Здесь я уже не был производителем; я был не сценаристом и не режиссером, а зрителем, учеником, почтительным деревенским родственником. Каждый белый американец, желающий знать, кто он есть, должен заключить мир с Европой. И ему повезло, если вести переговоры он может, как мы, в долине Арно.
И наконец, мы были не одни, нам было с кем – и с нами было кому – делиться. Снова четверо в Эдеме. И это не фигура речи. Мы чувствовали это, говорили об этом, обсуждали смысл. Это влияло на наше восприятие всего, что открывалось взорам. Мы сознавали, что нам дан второй шанс.
Потому-то, глядя в Санта-Мария-дель-Кармине на “Изгнание из рая” Мазаччо, всматриваясь в его горестно-неуклюжую Еву, потрясенную осознанием беды, и в бредущего рядом, закрывшего лицо руками Адама, кто-то из нас вслух задался вопросом: смог бы Мазаччо или кто-либо другой сотворить что-нибудь на противоположную тему? Изобразить нашу ситуацию? Смог бы художник показать в выражении лица и позе восторг с примесью смирения, почти слезную благодарность за возвращенный рай?
Это был вопрос для Сида – словно по заказу; он погнался за этим интеллектуальным “зайцем”, как терьер. Смотрите: Мильтон испробовал и то и то. Мы все читали “Потерянный рай”. А “Возвращенный” кто из нас читал? (Мы с ним читали, потому что с нас требовали.) Или Данте – лучшего примера не найти. Его “Ад” кипит жаркой жизнью, а “Рай” – теологическое безе. Испорченные и несчастные всегда имеют наибольший успех, потому что грех и страдание – самое обычное из всего, что происходит с человеком. Формально главный герой “Потерянного рая” – Христос, на самом же деле – Сатана. Падшее величие всегда более содержательно, чем бледное совершенство. Или взгляните на живопись, на всех этих Христов, чьи благостные лица не вяжутся с кровавыми ранами, на этих безликих ангелов. Святость не находит иного выражения, помимо бессмысленной улыбки. Другое дело Иуда на Тайной Вечере, старающийся скрыть свое предательство, с символической кошкой позади него, – в нем видна человеческая сложность. И представьте себе, что идете по Торнабуони и в один и тот же миг видите благосклонно улыбающуюся Беатриче и Уголино, грызущего череп Руджери; кто привлечет ваше внимание?

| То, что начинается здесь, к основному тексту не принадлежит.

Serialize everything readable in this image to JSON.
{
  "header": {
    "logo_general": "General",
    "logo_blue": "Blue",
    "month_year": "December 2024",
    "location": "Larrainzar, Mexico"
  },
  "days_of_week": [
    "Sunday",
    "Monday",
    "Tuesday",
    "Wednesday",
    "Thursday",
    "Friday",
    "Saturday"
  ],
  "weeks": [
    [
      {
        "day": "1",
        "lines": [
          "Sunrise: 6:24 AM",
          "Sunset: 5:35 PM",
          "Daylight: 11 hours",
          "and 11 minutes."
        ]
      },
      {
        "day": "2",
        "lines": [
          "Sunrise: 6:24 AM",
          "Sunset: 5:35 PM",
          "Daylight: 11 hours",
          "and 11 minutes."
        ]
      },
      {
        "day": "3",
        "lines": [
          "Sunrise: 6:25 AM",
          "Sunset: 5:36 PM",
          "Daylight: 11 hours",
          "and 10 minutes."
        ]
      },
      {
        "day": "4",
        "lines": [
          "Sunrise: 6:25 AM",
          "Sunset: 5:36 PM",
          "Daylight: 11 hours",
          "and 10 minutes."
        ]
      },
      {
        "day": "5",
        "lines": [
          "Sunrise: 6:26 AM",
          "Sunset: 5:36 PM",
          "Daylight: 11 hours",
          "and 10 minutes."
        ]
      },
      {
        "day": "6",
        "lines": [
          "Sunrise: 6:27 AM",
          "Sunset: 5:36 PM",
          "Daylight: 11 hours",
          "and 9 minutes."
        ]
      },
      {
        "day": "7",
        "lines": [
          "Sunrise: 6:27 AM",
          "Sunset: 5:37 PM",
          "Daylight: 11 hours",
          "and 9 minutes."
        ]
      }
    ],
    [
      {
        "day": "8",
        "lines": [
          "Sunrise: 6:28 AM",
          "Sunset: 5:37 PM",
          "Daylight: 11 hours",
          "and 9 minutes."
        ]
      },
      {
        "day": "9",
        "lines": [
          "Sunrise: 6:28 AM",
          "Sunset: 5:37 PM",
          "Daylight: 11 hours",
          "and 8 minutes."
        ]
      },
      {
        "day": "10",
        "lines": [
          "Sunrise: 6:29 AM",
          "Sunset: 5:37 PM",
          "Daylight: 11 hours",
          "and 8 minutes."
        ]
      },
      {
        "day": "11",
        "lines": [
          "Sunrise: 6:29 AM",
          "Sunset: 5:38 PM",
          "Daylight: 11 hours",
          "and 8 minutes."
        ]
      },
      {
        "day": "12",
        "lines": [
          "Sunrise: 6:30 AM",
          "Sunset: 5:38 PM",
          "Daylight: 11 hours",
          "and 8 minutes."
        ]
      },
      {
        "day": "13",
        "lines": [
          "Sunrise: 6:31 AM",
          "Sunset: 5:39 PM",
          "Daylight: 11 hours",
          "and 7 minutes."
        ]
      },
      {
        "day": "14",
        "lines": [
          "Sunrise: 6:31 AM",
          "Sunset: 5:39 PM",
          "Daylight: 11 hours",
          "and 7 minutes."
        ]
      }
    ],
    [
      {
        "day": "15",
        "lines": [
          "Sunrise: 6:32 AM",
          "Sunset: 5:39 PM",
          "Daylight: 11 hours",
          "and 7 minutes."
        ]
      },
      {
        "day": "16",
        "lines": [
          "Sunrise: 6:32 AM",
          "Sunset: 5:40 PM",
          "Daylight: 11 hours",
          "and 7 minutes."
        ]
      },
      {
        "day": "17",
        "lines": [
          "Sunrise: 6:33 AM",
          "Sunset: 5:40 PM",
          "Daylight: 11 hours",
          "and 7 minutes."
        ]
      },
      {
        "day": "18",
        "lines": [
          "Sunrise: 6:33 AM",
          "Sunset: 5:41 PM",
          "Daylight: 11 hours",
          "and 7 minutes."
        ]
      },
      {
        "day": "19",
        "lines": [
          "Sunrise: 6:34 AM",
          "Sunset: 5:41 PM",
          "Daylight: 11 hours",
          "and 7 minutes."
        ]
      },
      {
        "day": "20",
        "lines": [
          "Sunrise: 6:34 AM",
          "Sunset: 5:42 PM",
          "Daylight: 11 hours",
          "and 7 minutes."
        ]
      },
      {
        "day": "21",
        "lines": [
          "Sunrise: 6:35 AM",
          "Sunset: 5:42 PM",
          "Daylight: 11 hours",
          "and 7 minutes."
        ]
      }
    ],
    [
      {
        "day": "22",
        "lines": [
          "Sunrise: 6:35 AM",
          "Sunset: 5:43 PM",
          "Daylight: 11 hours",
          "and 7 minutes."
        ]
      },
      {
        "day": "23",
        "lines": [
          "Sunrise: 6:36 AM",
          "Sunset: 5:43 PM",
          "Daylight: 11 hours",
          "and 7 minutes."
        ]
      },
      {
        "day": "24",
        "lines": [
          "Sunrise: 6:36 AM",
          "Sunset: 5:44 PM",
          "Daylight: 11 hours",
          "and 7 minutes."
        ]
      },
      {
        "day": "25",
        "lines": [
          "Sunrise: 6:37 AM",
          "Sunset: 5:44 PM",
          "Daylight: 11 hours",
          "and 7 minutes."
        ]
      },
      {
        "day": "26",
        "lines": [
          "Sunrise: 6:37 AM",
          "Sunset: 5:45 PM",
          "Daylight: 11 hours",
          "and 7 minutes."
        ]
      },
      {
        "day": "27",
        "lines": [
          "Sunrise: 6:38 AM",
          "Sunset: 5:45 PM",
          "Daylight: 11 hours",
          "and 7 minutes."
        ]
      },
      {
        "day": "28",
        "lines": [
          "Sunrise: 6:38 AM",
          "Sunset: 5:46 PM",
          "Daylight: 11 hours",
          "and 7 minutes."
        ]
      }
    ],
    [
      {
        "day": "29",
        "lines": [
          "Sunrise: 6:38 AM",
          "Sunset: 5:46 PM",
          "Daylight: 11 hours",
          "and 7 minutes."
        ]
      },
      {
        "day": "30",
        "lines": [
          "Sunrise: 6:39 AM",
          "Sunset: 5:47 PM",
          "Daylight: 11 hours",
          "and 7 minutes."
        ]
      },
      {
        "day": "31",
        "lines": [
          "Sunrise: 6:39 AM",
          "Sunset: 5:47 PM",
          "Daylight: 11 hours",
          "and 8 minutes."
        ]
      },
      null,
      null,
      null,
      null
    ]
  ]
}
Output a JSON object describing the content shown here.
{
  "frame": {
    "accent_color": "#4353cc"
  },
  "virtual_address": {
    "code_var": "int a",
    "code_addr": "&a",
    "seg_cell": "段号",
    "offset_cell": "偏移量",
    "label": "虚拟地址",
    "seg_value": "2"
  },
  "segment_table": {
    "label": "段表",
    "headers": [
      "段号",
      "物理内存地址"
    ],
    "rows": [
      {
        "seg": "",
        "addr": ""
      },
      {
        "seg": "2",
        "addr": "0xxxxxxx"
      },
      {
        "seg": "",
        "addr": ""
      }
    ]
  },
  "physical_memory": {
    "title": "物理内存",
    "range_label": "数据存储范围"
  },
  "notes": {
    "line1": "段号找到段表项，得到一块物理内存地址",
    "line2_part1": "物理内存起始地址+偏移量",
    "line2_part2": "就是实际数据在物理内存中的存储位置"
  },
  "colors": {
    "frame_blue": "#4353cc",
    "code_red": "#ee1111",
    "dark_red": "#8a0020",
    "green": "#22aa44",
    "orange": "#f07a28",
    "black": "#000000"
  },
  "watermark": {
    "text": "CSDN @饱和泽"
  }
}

Как обычно, Чарити нашла эти рассуждения, уместные в учебной аудитории, малоубедительными. Разумеется, можно творить великое искусство из счастья и добра – вспомните бетховенскую Девятую (мы засмеялись), вспомните Фра Анджелико. Но большинство художников – и писателей тоже, все вы одинаковы – идут по более легкому пути: изображают, чтобы завладеть нашим вниманием, предательство, злобу, смерть, насилие. Безусловно, вы обратили бы взгляд на Уголино, грызущего череп, но надолго ли? Сколько бы вы выдержали? Искусство должно давать образцы для подражания. Чему можно подражать, глядя на Уголино? Данте дал в нем жуткий образец, но слукавил при этом: сделал Уголино до того жутким, что привлек к нему излишнее внимание.
А как, поинтересовался я, он должен был поступить? Пройти мимо? Проигнорировать его? Сосредоточиться на красоте адского пламени? Миновать Девятый круг, насвистывая?
Да ладно тебе, сказала Чарити. Я серьезно. Да, искусство и литература подвержены этим веяниям, но почему бы тебе не отвернуться от того, на чем сосредоточены многие нынешние авторы, и не написать про подлинно порядочного, доброго, хорошего человека, который живет нормальной жизнью в нормальной среде, интересуется тем, чем интересуется большинство, – семьей, детьми, образованием? Напиши что-нибудь жизнеутверждающее, по-хорошему развлекательное.
Она высказала мне это пожелание с самой яркой из своих улыбок, с дружеской, заинтересованной, доброжелательной, жизнелюбивой улыбкой. Она высказала его с теплым чувством и из лучших побуждений, наполовину беря свои слова назад, пока они еще звучали, произнося их главным образом потому, что ей было жаль, что это невозможно.
Я пообещал поразмыслить на эту тему.